Adapted by David Mamet from the novel by Barry Reed, Lumet’s masterful courtroom drama features Paul Newman in one of his greatest performances as Frank Galvin, an alcoholic Boston ambulance-chaser who takes a seemingly open-and-shut medical malpractice case for an easy settlement. But after visiting the bedside of the comatose plaintiff, Galvin undergoes a crisis of conscience and finds himself pushing the case to trial, where he squares off against a high-end defense attorney (James Mason) and a politically connected judge. With Charlotte Rampling as Newman’s alcoholic lover, and a blink-and-you’ll-miss-him Bruce Willis as a courtroom extra. Nominated for five Academy Awards: Best Picture, Director, Actor (Newman), Supporting Actor (Mason) and Adapted Screenplay.
 
“Frank Galvin provides Newman with the occasion for one of his great performances. This is the first movie in which Newman has looked a little old, a little tired.
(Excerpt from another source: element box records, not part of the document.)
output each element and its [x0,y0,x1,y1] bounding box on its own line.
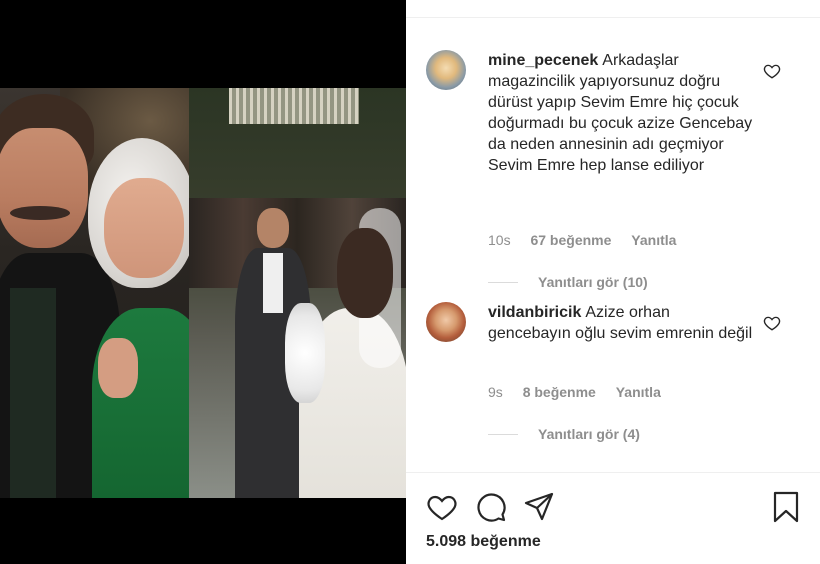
comment-item: vildanbiricik Azize orhan gencebayın oğlu… [426,302,806,442]
post-like-count[interactable]: 5.098 beğenme [426,533,541,551]
comment-time[interactable]: 10s [488,232,511,248]
avatar[interactable] [426,50,466,90]
comment-username[interactable]: mine_pecenek [488,52,598,69]
paper-plane-icon[interactable] [523,491,555,523]
heart-icon[interactable] [426,491,458,523]
comment-username[interactable]: vildanbiricik [488,304,581,321]
replies-divider [488,281,518,283]
comment-list[interactable]: mine_pecenek Arkadaşlar magazincilik yapı… [406,17,820,472]
comment-bubble-icon[interactable] [475,491,507,523]
view-replies-label: Yanıtları gör (4) [538,426,640,442]
view-replies-button[interactable]: Yanıtları gör (10) [488,274,648,290]
comment-meta: 10s 67 beğenme Yanıtla [488,232,692,248]
comment-body: mine_pecenek Arkadaşlar magazincilik yapı… [488,50,756,176]
view-replies-label: Yanıtları gör (10) [538,274,648,290]
comment-likes[interactable]: 67 beğenme [530,232,611,248]
comment-time[interactable]: 9s [488,384,503,400]
comment-body: vildanbiricik Azize orhan gencebayın oğlu… [488,302,756,344]
avatar[interactable] [426,302,466,342]
heart-outline-icon[interactable] [763,314,781,332]
comment-text: Arkadaşlar magazincilik yapıyorsunuz doğ… [488,52,753,174]
post-action-bar: 5.098 beğenme [406,472,820,564]
comment-meta: 9s 8 beğenme Yanıtla [488,384,677,400]
heart-outline-icon[interactable] [763,62,781,80]
photo-couple-portrait [0,88,189,498]
reply-button[interactable]: Yanıtla [616,384,661,400]
comment-item: mine_pecenek Arkadaşlar magazincilik yapı… [426,50,806,290]
bookmark-icon[interactable] [770,491,802,523]
post-media[interactable] [0,0,406,564]
comments-sidebar: mine_pecenek Arkadaşlar magazincilik yapı… [406,0,820,564]
reply-button[interactable]: Yanıtla [631,232,676,248]
photo-wedding-walk [189,88,406,498]
comment-likes[interactable]: 8 beğenme [523,384,596,400]
replies-divider [488,433,518,435]
view-replies-button[interactable]: Yanıtları gör (4) [488,426,640,442]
There are moments when his face sags and his eyes seem terribly weary, and we can look ahead clearly to the old men he will be playing in 10 years’ time. Newman always has been an interesting actor, but sometimes his resiliency, his youthful vitality, have obscured his performances; he has a tendency to always look great, and that is not always what the role calls for. This time, he gives us old, bone-tired, hung-over, trembling (and heroic) Frank Galvin, and we buy it lock, stock and shot glass.”